Fourteen year-old Catherine Brent has trouble walking. She suffers from a neurological disorder that requires her to sometimes wear leg braces.

"I can't do a lot of things my friends do and they get kind of angry at that and a lot of people ask me about it," she says.

She also has an intestinal disease and esophageal disorder. Her 13-year old sister Christine suffers from the exact same problems. Their mother believes the implants she had while breast-feeding her daughters caused them to develop health problems, reports April Nelson of CBS affiliate WGNX-TV in Atlanta.

"The black is the fungus that grew inside the implant in my body. It's called aspirgilus niger. It does not belong in the human body," says their mother, P.J. Brent.

The implants she had were made of both silicone and saline. She got them in 1982 before problems with silicone implants were widely reported. Ten years later, she had them removed.

"I don't understand why doctors don't inform their patients of this. I would have never chosen to breast-feed my child knowing the condition the implant was in," she says.

Brent was offered a settlement from the maker of her implants after taking out a lawsuit against them. She refused their offer because it would have meant signing a gag order. Although there is little scientific evidence to support her claims, she says it's important to get the word out to other mother's whose children may suffer similar problems.

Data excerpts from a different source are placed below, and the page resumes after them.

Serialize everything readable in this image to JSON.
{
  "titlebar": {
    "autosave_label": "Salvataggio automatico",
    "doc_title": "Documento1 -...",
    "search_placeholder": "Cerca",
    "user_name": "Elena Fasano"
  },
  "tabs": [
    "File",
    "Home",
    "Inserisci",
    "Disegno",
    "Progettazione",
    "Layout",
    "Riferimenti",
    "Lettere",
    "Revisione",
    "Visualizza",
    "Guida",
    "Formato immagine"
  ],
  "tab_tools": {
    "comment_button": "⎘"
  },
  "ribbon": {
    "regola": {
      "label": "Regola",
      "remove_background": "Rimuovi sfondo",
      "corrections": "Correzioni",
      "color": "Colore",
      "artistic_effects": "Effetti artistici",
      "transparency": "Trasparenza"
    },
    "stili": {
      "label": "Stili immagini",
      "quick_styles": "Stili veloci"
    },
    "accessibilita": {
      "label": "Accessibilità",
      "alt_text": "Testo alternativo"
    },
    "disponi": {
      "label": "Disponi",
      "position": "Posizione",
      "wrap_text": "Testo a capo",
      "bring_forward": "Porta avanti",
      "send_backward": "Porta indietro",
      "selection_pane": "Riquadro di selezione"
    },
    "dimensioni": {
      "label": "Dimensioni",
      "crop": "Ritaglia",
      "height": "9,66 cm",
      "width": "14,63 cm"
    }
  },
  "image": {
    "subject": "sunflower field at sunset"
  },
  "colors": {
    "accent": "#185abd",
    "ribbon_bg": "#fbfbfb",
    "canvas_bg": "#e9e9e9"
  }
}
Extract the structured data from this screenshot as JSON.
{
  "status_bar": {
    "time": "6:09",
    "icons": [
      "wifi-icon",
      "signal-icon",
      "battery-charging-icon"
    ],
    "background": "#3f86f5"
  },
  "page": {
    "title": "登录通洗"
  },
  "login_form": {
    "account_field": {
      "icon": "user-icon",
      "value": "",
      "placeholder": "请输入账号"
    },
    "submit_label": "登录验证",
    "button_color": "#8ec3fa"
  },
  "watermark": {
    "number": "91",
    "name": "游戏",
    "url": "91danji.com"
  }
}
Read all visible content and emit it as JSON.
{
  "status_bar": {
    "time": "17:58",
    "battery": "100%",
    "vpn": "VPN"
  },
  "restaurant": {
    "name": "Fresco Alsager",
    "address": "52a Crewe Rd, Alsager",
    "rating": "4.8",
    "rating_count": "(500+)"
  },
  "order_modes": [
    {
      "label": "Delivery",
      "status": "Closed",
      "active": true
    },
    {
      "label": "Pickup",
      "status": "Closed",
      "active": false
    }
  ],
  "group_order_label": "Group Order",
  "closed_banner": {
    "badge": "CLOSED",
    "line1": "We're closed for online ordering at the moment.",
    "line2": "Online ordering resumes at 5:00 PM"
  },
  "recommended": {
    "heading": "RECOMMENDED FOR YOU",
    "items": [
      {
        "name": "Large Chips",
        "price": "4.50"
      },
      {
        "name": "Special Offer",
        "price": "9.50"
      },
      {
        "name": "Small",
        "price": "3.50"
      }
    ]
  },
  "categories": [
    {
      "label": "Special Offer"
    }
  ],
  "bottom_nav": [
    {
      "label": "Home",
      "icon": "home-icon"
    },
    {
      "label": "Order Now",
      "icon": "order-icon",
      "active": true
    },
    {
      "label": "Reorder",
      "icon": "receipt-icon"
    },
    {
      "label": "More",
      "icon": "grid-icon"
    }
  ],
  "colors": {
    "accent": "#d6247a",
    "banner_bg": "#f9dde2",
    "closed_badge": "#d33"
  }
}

"My question is, 'How many children are affected? Why aren't the doctors paying more attention and why isn't the FDA doing something about this?" she says.

Dr. Edward Goldstein says it's because there has been little research on the health risks of implants and breast feeding.

"Right now it's not clear if there's a casual relationship betweeen the presence of silicone and human disease in the form of breast implants or other silicone devices and I think it's something that requires more study," he says.

In the meantime, Brent is leading the fight to get the government, implant makers and women to listen.

Saline implants are the only kind currently allowed for cosmetic purposes. Although the shell is made of silicon, doctors say these implants are much safer.

But, Brent says she has heard from women who have breast-fed their babies with saline implants and they also have found problems.